Ante una situación así, la cláusula “rebus sic stantibus” ofrece la posibilidad de modificar el contrato con fundamento los artículos 7 y 1258 del Código Civil, entre otros, articulándose los criterios de la buena fe. Esta cláusula en ningún caso tiene efecto rescisorio, resolutorio o extintivo del contrato pactado, la finalidad que persigue será facilitar un marco de renegociación de las condiciones del contrato entre las partes para compensar en cierto grado el desequilibrio generado.

A pesar de que la regulación jurídica no reconozca expresamente esta figura, la doctrina jurisprudencial española sí lo hace y prueba de ello son las sentencias emitidas por el Tribunal Supremo en la anterior crisis económica nacional. Para poder aplicar la cláusula “rebus sic stantibus” la jurisprudencia requiere algunos requisitos indispensables, tales como:

  • La alteración extraordinaria de las circunstancias durante la vigencia de la relación contractual, en comparación con las circunstancias existentes al tiempo de su celebración.  
  • Una modificación radical en las cargas asumidas por una de las partes que desequilibren la balanza de las prestaciones entre ellas. 
  • Que todo se produzca por el acontecimiento de circunstancias absolutamente imprevisibles. 

Como ya se puede observar al analizar los requisitos que la jurisprudencia exige para la aplicación de la cláusula, su aplicación histórica ha sido muy restrictiva. Sin embargo, el escenario de las crisis económicas (por ejemplo, la vivida en 2009), ha extendido su aplicación al entender que esas realidades pueden afectar gravemente al desarrollo de las relaciones contractuales.

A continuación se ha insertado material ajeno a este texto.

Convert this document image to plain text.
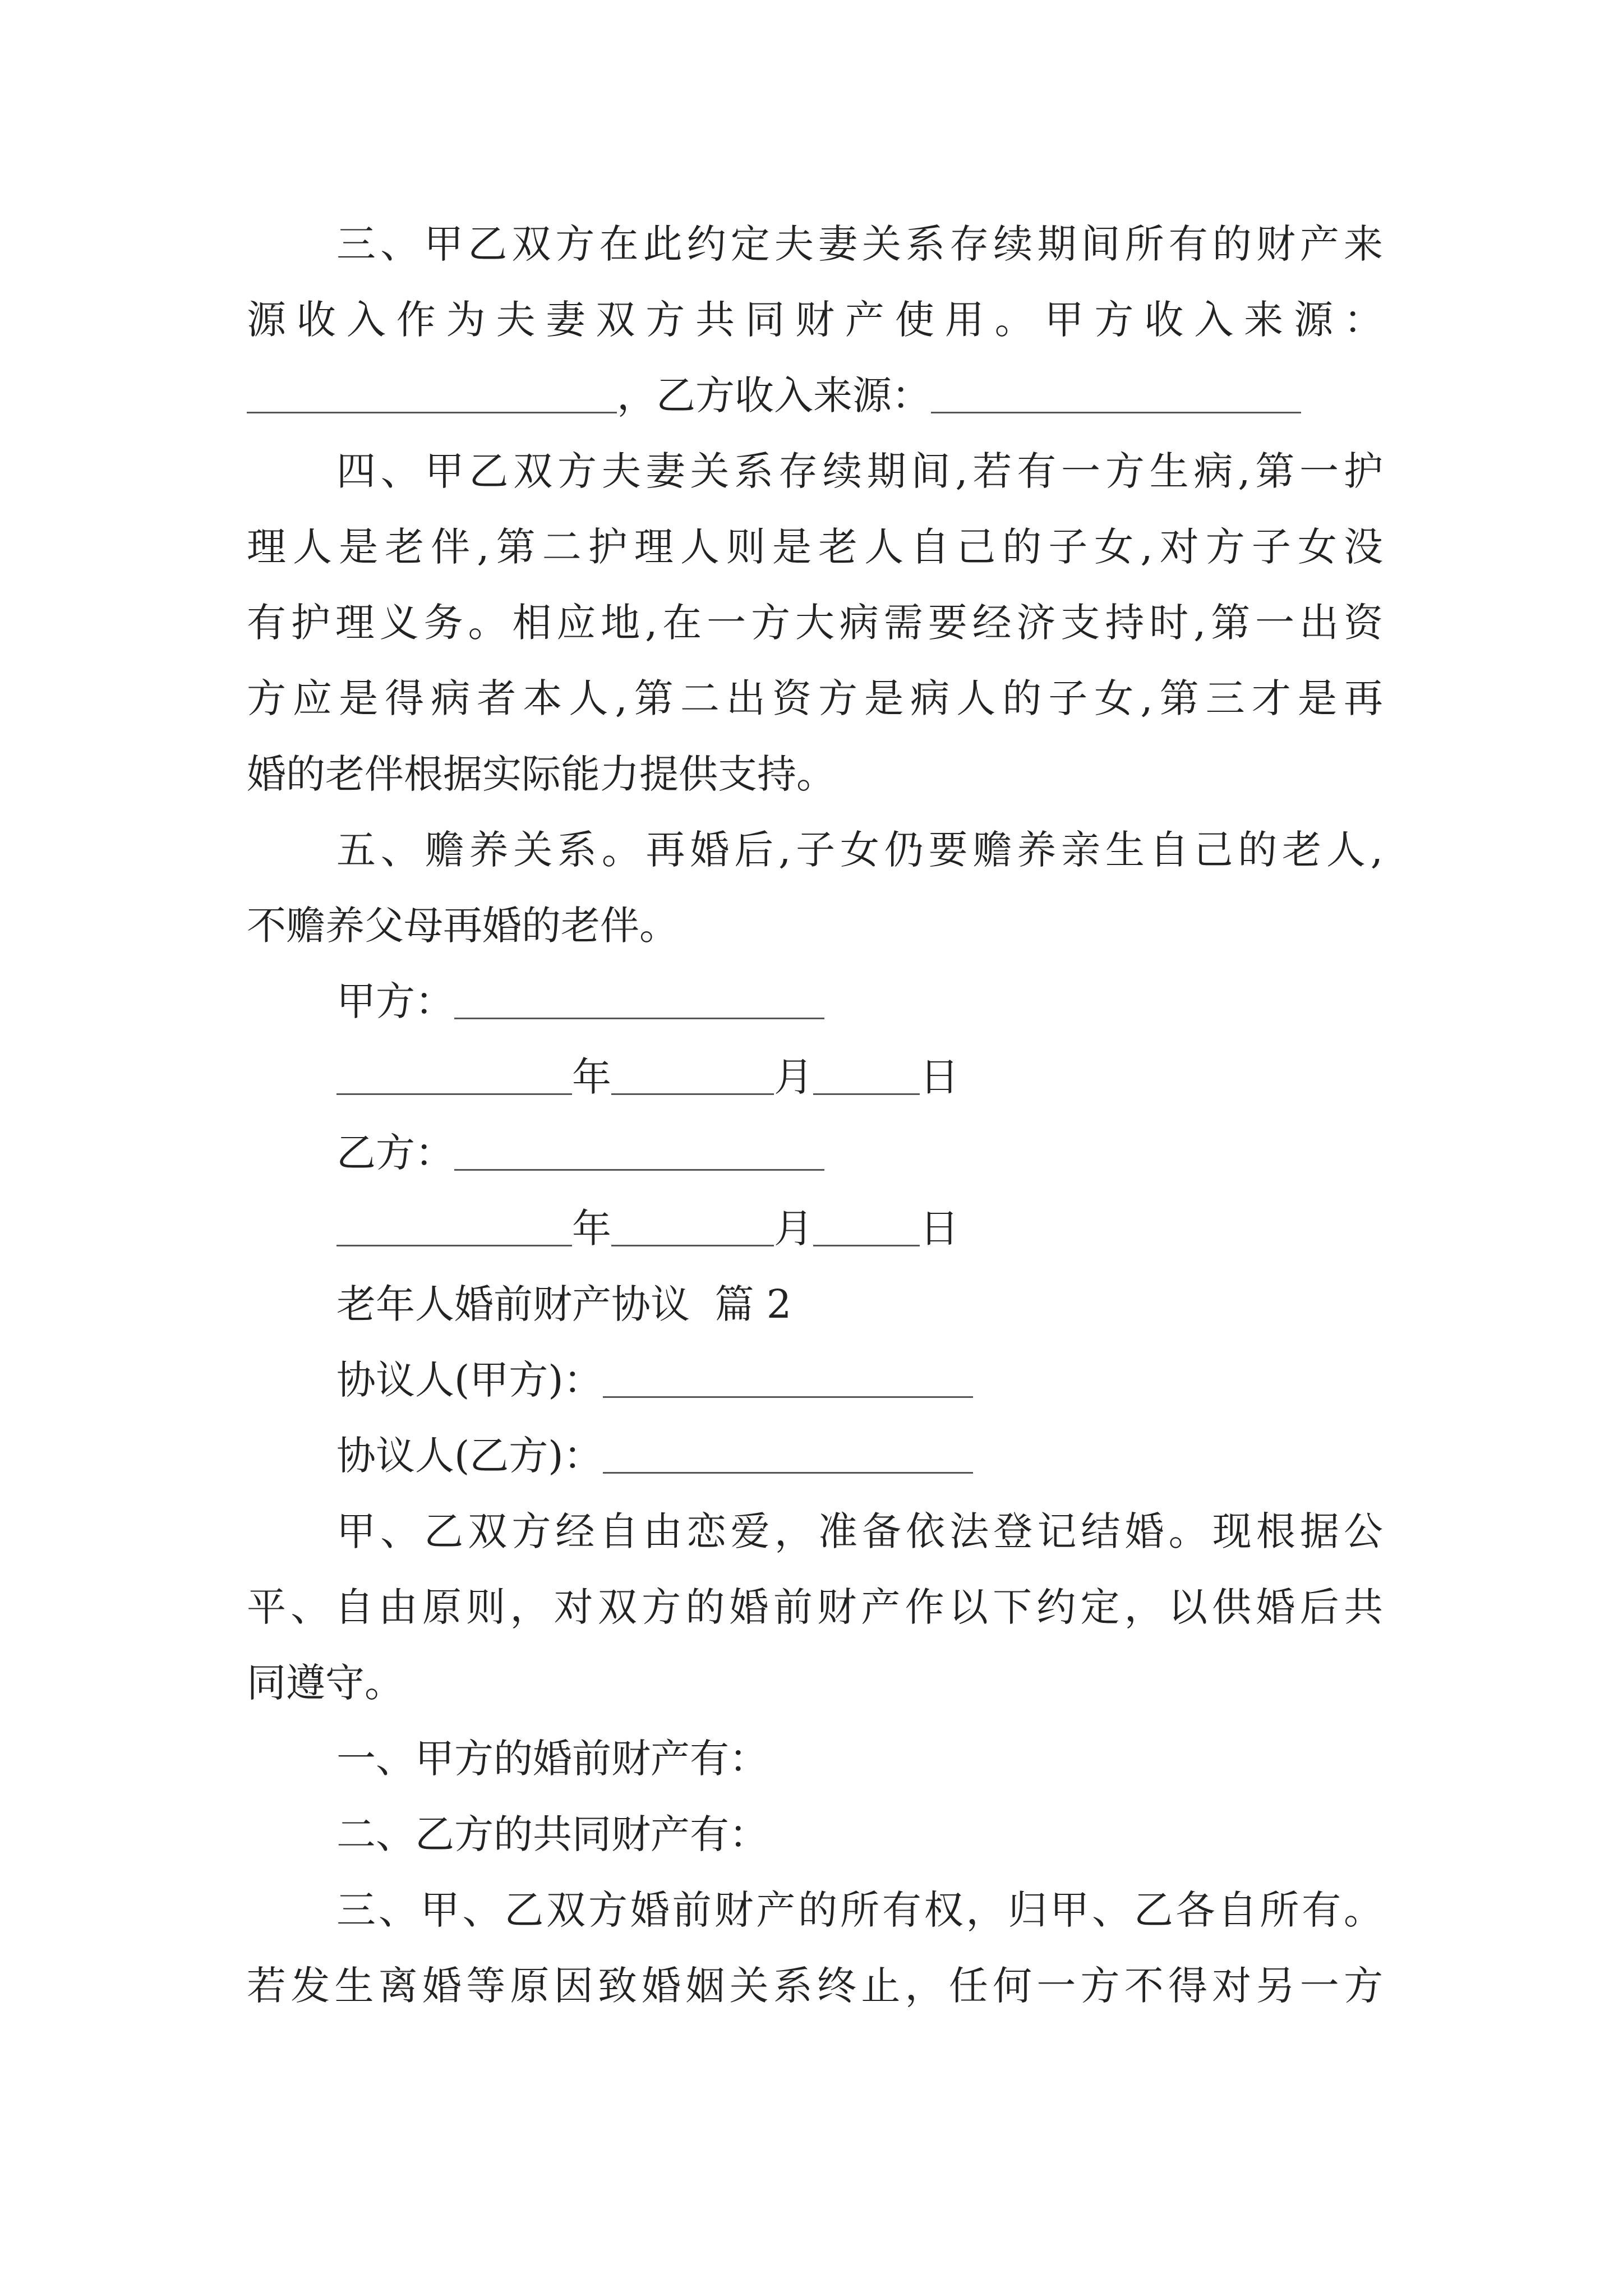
三、甲乙双方在此约定夫妻关系存续期间所有的财产来
源收入作为夫妻双方共同财产使用。甲方收入来源：
，乙方收入来源：
四、甲乙双方夫妻关系存续期间,若有一方生病,第一护
理人是老伴,第二护理人则是老人自己的子女,对方子女没
有护理义务。相应地,在一方大病需要经济支持时,第一出资
方应是得病者本人,第二出资方是病人的子女,第三才是再
婚的老伴根据实际能力提供支持。
五、赡养关系。再婚后,子女仍要赡养亲生自己的老人,
不赡养父母再婚的老伴。
甲方：
年	月	日
乙方：
年	月	日
老年人婚前财产协议  篇 2
协议人(甲方)：
协议人(乙方)：
甲、乙双方经自由恋爱，准备依法登记结婚。现根据公
平、自由原则，对双方的婚前财产作以下约定，以供婚后共
同遵守。
一、甲方的婚前财产有：
二、乙方的共同财产有：
三、甲、乙双方婚前财产的所有权，归甲、乙各自所有。
若发生离婚等原因致婚姻关系终止，任何一方不得对另一方
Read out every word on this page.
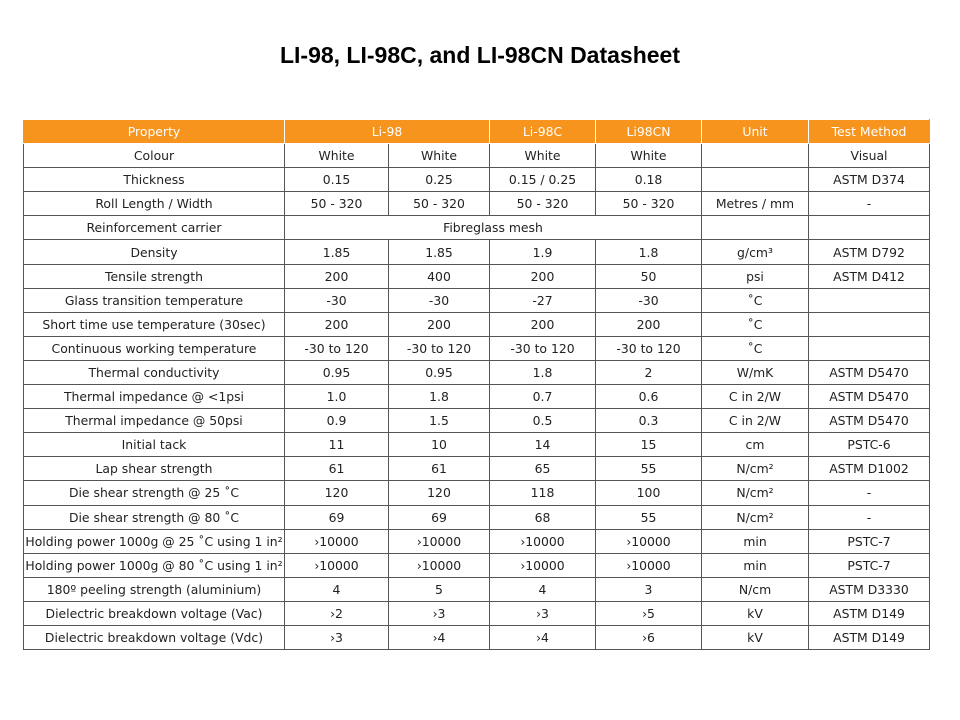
LI-98, LI-98C, and LI-98CN Datasheet
Property	Li-98		Li-98C	Li98CN	Unit	Test Method
Colour	White	White	White	White		Visual
Thickness	0.15	0.25	0.15 / 0.25	0.18		ASTM D374
Roll Length / Width	50 - 320	50 - 320	50 - 320	50 - 320	Metres / mm	-
Reinforcement carrier	Fibreglass mesh					
Density	1.85	1.85	1.9	1.8	g/cm³	ASTM D792
Tensile strength	200	400	200	50	psi	ASTM D412
Glass transition temperature	-30	-30	-27	-30	˚C	
Short time use temperature (30sec)	200	200	200	200	˚C	
Continuous working temperature	-30 to 120	-30 to 120	-30 to 120	-30 to 120	˚C	
Thermal conductivity	0.95	0.95	1.8	2	W/mK	ASTM D5470
Thermal impedance @ <1psi	1.0	1.8	0.7	0.6	C in 2/W	ASTM D5470
Thermal impedance @ 50psi	0.9	1.5	0.5	0.3	C in 2/W	ASTM D5470
Initial tack	11	10	14	15	cm	PSTC-6
Lap shear strength	61	61	65	55	N/cm²	ASTM D1002
Die shear strength @ 25 ˚C	120	120	118	100	N/cm²	-
Die shear strength @ 80 ˚C	69	69	68	55	N/cm²	-
Holding power 1000g @ 25 ˚C using 1 in²	›10000	›10000	›10000	›10000	min	PSTC-7
Holding power 1000g @ 80 ˚C using 1 in²	›10000	›10000	›10000	›10000	min	PSTC-7
180º peeling strength (aluminium)	4	5	4	3	N/cm	ASTM D3330
Dielectric breakdown voltage (Vac)	›2	›3	›3	›5	kV	ASTM D149
Dielectric breakdown voltage (Vdc)	›3	›4	›4	›6	kV	ASTM D149
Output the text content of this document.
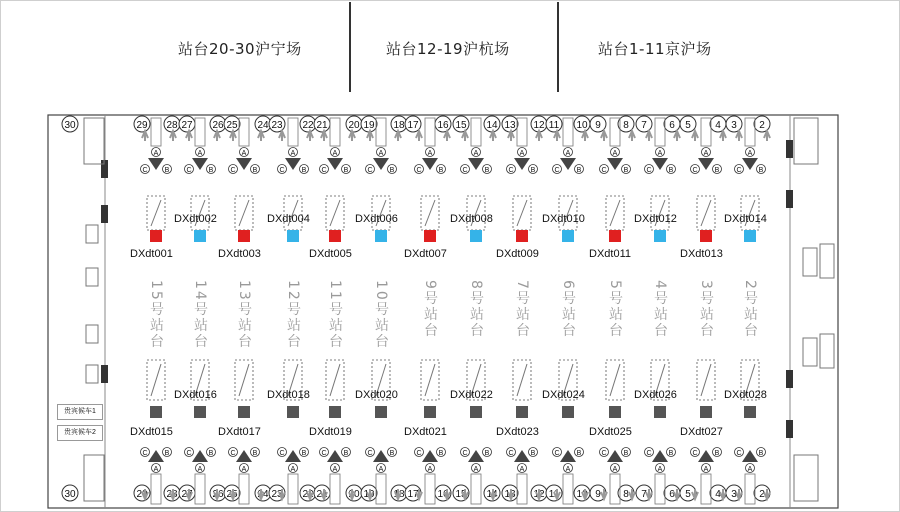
站台20-30沪宁场	站台12-19沪杭场	站台1-11京沪场
贵宾候车1
贵宾候车2
30	29 28 27 26 25 24 23 22 21 20 19 18 17 16 15 14 13 12 11 10 9 8 7 6 5 4 3 2
30	29 28 27 26 25 24 23 22 21 20 19 18 17 16 15 14 13 12 11 10 9 8 7 6 5 4 3 2
A
C B
C B
A
A
C B
C B
A
A
C B
C B
A
A
C B
C B
A
A
C B
C B
A
A
C B
C B
A
A
C B
C B
A
A
C B
C B
A
A
C B
C B
A
A
C B
C B
A
A
C B
C B
A
A
C B
C B
A
A
C B
C B
A
A
C B
C B
A
15号站台
DXdt001
DXdt015
14号站台
DXdt002
DXdt016
13号站台
DXdt003
DXdt017
12号站台
DXdt004
DXdt018
11号站台
DXdt005
DXdt019
10号站台
DXdt006
DXdt020
9号站台
DXdt007
DXdt021
8号站台
DXdt008
DXdt022
7号站台
DXdt009
DXdt023
6号站台
DXdt010
DXdt024
5号站台
DXdt011
DXdt025
4号站台
DXdt012
DXdt026
3号站台
DXdt013
DXdt027
2号站台
DXdt014
DXdt028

Así, el Tribunal Supremos en su Sentencia nº 214/2019, rec 3204/2016, de la Sala de lo Civil, de 5 de abril de 2019 y en su Sentencia del Tribunal Supremo nº455/2019, de 18 de julio de 2019, exige para aceptar la modificación de las condiciones alegadas, estas tendrán que alterar el vínculo y las estipulaciones del contrato y tienen que darse de forma imprevisible e inevitable. Es decir, si las partes han podido asumir expresa o implícitamente el riesgo de que algo sucediese o debieron hacerlo porque ese riesgo ya existía en el momento de realizar el contrato o era razonablemente previsible, no se podrá alegar la cláusula. Así como tampoco cabra alegarla en los casos en los que la alteración se encontrase dentro de los riesgos normales del contrato. 

Asimismo, en su Sentencia de, la Sala Primera de lo Civil nº 156/2020, rec 2400/2017 de, 6 de marzo de 2020 estipula que, para poder aplicar la cláusula el contrato referido debe tener una duración igual o superior a un año, ser de tracto sucesivo o de ejecución diferida. De hecho, considera este Tribunal que en contratos con una duración inferior a un año difícilmente podría acaecer algo extraordinario e impredecible que genere una desproporción entre las pretensiones de las partes contratantes. Punto que consideramos discutible en una realidad como la generada por la crisis del COVID19.

Además de estos dos criterios, el Tribunal Supremo considera que para que la cláusula “rebus sic stantibus” pueda ser aplicada de forma efectiva, la situación alegada no puede contemplarse o calificarse como un riesgo habitual, normal o inherente o derivado del contrato. (Sentencia del TS (Civil) Sec 1ª, S 30-06-2014, rec 2250/2012).

Al analizar la actividad del Gobierno español, podemos ver que está tomando medidas particulares que parecen tender a la efectividad de la cláusula. Ejemplo de ello es el Real Decreto Ley 11/2020 de 31 de marzo por el que se autoriza la suspensión de facturas de electricidad, gas natural y productos derivados del petróleo, de forma excepcional, durante la vigencia de la declaración del Estado de Alarma. 

Como conclusión ante esta difícil situación de crisis que las personas y las empresas estamos enfrentando, desde AIYON Abogados recomendamos evitar, en la medida de lo posible, discusiones y litigios ante una realidad que nos afecta a todos. Por ello, se aconseja mantener el equilibrio contractual y respetar los criterios de equidad y buena fe que siempre deben sustentar los acuerdos, evitando siempre que una de las partes se vea especialmente beneficiada y la otra especialmente dañada. Para ello aconsejamos promover acuerdos y negociaciones entre las partes afectadas de un contrato, que siempre podrán contar con el asesoramiento de nuestro equipo de abogados en aras de facilitar una resolución satisfactoria del conflicto.